Has anyone tried converting the orientation of the master bed in the rear slide to be "N/S" instead of "E/W" in a 210RS or similar? We would like it if one of us did not have to crawl over the other to get out.

I was thinking of trying a piece of plywood cut to fit and having it slide out from under the mattress when needed.


----------



## Oregon_Camper (Sep 13, 2004)

Check out this post....

http://www.outbackers.com/forums/index.php?showtopic=21077&hl=king+bed


----------



## Mike J (May 31, 2015)

Thanks. This gives me some ideas!


----------



## Oregon_Camper (Sep 13, 2004)

Mike J said:


> Thanks. This gives me some ideas!


Happy to help. If you do this mod...please post some picture of your build process, so someone else might gain from your efforts.


----------



## Leedek (Nov 28, 2010)

Ahhhh... the advantages of being height challenged seem to out weight the ability to reach the top shelf. :whistling:

The DW and I have always slept with our heads up at the rear of the trailer and our feet toward the front. It would seem odd to sleep crosswise.


----------



## Mike J (May 31, 2015)

I am thinking seriously about doing this mod.
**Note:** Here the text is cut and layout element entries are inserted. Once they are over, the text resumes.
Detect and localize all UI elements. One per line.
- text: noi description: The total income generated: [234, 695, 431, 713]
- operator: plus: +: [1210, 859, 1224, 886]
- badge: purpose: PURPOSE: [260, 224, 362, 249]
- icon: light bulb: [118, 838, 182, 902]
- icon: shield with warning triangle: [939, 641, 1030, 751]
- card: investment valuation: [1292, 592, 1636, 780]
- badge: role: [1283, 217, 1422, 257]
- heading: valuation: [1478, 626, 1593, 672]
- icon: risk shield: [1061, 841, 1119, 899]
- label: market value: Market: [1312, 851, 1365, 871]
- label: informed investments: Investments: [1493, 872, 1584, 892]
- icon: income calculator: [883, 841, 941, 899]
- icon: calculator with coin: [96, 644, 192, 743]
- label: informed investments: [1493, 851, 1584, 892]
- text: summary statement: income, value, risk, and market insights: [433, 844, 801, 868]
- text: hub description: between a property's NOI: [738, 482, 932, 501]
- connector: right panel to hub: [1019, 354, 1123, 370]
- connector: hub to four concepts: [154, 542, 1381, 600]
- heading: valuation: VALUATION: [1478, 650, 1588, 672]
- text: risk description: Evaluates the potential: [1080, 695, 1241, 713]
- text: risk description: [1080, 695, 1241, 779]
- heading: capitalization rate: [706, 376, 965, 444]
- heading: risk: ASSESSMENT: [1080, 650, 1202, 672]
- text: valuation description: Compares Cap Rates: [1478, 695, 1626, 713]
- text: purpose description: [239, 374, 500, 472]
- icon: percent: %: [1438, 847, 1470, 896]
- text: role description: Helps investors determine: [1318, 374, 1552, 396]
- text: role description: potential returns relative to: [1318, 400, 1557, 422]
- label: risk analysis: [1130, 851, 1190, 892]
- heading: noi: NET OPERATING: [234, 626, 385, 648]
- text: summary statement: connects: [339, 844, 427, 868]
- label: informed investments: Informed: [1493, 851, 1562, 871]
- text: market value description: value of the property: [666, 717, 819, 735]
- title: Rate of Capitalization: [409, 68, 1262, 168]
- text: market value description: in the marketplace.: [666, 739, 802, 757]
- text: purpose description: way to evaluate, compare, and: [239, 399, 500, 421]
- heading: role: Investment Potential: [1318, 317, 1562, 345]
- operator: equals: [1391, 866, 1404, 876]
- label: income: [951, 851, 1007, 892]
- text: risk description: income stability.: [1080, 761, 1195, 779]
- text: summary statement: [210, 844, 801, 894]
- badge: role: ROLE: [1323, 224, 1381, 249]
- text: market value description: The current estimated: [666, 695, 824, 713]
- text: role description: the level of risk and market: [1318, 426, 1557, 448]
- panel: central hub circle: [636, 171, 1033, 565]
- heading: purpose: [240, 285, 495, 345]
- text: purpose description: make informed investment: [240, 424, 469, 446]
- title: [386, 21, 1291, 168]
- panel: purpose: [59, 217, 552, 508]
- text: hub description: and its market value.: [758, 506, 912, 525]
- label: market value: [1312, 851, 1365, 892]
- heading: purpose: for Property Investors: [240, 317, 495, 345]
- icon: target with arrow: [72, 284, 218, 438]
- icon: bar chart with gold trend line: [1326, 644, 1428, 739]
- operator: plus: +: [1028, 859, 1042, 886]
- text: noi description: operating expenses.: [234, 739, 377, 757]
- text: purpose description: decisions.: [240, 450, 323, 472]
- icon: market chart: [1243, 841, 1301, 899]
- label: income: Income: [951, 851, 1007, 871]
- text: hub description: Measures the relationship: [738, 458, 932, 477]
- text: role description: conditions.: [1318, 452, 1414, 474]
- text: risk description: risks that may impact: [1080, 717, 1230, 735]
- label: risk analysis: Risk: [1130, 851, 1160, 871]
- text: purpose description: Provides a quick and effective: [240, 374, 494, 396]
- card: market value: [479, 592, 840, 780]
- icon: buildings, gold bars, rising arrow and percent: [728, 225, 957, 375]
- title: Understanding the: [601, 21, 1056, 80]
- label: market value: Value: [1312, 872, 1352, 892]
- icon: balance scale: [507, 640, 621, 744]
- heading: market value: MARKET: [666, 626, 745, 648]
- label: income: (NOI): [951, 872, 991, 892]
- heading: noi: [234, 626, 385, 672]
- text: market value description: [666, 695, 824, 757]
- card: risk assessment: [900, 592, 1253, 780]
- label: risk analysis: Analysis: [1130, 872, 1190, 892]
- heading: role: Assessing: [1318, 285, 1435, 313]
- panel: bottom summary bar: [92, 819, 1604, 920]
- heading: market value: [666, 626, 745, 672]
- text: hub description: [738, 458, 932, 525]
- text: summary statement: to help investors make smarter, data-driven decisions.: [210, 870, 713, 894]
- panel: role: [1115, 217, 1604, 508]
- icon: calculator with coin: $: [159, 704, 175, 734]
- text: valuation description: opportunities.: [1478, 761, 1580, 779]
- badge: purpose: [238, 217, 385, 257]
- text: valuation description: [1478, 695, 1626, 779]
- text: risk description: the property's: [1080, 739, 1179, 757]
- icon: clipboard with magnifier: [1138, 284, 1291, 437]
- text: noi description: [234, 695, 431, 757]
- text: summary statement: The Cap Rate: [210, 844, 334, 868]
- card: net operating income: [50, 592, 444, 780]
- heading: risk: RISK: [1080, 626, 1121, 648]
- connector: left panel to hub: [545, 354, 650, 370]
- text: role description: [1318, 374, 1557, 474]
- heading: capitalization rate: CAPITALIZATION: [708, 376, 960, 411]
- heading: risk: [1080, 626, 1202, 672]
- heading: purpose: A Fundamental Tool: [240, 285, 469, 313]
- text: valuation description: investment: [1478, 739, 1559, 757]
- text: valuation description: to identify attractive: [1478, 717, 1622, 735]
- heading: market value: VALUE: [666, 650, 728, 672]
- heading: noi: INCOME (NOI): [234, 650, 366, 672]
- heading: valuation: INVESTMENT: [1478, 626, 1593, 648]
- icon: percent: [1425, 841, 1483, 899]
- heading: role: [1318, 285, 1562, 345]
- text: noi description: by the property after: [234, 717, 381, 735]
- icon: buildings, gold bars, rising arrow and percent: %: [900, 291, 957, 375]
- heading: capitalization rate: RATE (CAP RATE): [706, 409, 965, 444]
Where did you get the legs?

How steady is it for climbing in?



Oregon_Camper said:


> Check out this post....
> 
> http://www.outbackers.com/forums/index.php?showtopic=21077&hl=king+bed


----------



## Oregon_Camper (Sep 13, 2004)

Mike J said:


> I am thinking seriously about doing this mod. Where did you get the legs?
> 
> How steady is it for climbing in?


You'll have to PM the original poster. I only provided you the link to the post.


----------



## Mike J (May 31, 2015)

I made a short term mod using a piece of 1/2 inch plywood that I just slid back and forth when needed, but now that i am back I made a more permanent mod using a design based on the one above.

The materials list: (all from Home depot Canada)

1 12 inch x 72 inch piece of pine shelving

a 2 pack hook and eye set (Everbilt 2 1/2 inch SKU 773207)

3 4 inch utility hinges (Everbilt SKU 773716)

This was surprisingly easy to build. Install the hinges, install the hooks and presto. I still need to file down the tips of the screws that went through the pine shelf and get the foam (72x13x8.5 inches). I am also going to make a more permanent support that will rest on the step. The bracket that is in use now is temporary.

Photos are in the outback Mods gallery.










The ledge in the down position










The ledge in the up position










Utility hinge detail










The latch system


----------



## Oregon_Camper (Sep 13, 2004)

Looks great....


----------